„Da sieht man mal wieder, wie schön und wie besonders Bremen-Nord ist“, sagt ein Ausstellungsbesucher vor einem Gemälde der sonnendurchfluteten Alten Hafenstraße. Neun Mitglieder der Künstlergruppe "Norddeutsche Realisten" haben im Sommer 2022 in Bremen gemalt – meistens unter freiem Himmel, an bekannten, aber auch ungewöhnlichen Orten. Entstanden ist ein vielseitiger, oft überraschender, künstlerischer Blick auf die Hansestadt. Seit dem Wochenende sind die Bilder als dreiteilige Ausstellung unter dem Titel "Auf Sicht. Die Norddeutschen malen in Bremen" im Overbeck-Museum, im Vegesacker Geschichtenhaus und im Hafenmuseum Bremen zu sehen.
Den Ausstellungsreigen eröffnete das Overbeck-Museum. „So lange habe ich mich noch nie auf eine Ausstellungseröffnung gefreut“, sagte dessen Leiterin Katja Pourshirazi. Die Idee, die Künstlergruppe nach Bremen-Nord einzuladen, entstand bereits vor vier Jahren. Die Norddeutschen Realisten treffen sich seit rund 30 Jahren in wechselnder Besetzung, um im Freien zu malen. In mehrtägigen Symposien kommen sie meist auf Einladung von Kultureinrichtungen an unterschiedlichen Orten zusammen. Bevorzugte Motive sind norddeutsche Landschaften und maritime Themen.
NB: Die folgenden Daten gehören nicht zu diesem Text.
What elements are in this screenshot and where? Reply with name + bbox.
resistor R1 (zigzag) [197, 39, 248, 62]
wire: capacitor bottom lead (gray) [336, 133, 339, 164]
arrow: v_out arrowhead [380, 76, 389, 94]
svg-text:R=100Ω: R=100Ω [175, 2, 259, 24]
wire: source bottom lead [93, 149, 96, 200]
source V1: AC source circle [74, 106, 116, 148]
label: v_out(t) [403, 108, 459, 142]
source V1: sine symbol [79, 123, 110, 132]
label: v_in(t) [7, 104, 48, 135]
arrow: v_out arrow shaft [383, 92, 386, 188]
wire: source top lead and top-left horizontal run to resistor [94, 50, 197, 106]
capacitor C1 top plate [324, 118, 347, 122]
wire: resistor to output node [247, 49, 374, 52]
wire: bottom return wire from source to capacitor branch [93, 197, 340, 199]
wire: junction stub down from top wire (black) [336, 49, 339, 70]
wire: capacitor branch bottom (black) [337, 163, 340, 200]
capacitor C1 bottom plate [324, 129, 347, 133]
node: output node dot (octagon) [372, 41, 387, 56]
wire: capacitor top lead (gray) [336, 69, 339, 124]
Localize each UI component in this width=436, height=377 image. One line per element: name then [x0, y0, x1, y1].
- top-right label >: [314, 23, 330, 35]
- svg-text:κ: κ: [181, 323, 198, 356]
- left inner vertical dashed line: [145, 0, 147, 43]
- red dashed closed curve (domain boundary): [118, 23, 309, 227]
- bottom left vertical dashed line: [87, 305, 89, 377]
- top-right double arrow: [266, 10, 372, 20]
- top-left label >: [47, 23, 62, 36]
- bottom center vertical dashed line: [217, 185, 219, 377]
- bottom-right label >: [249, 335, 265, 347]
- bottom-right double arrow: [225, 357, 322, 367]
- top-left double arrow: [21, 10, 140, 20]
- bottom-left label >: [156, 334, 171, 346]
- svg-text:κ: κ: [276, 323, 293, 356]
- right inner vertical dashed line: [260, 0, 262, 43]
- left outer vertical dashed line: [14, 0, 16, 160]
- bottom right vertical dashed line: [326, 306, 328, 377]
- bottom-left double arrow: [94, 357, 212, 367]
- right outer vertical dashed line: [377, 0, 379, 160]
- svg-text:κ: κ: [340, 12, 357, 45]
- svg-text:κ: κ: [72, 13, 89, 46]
Seit 1989 fanden mehr als 50 Symposien im In- und Ausland statt – aber noch nie in Bremen.
Das durfte so nicht bleiben, fand die Leiterin des Overbeck-Museums und lud die Norddeutschen Realisten ein. Im Sommer 2022 war es soweit: Margreet Boonstra, Tobias Duwe, André Krigar, Meike Lipp, Mathias Meinel, Lars Möller, Frank Suplie, Till Warwas und Corinna Weinert malten mehrere Tage in der Bremer Innenstadt und im Bremer Norden. 147 Gemälde entstanden. Wegen der großen Zahl der Bilder war klar, dass das Overbeck-Museum nicht der einzige Ausstellungsort sein konnte. Und so wurden das Vegesacker Geschichtenhaus und das Hafenmuseum in der Überseestadt mit ins Boot geholt.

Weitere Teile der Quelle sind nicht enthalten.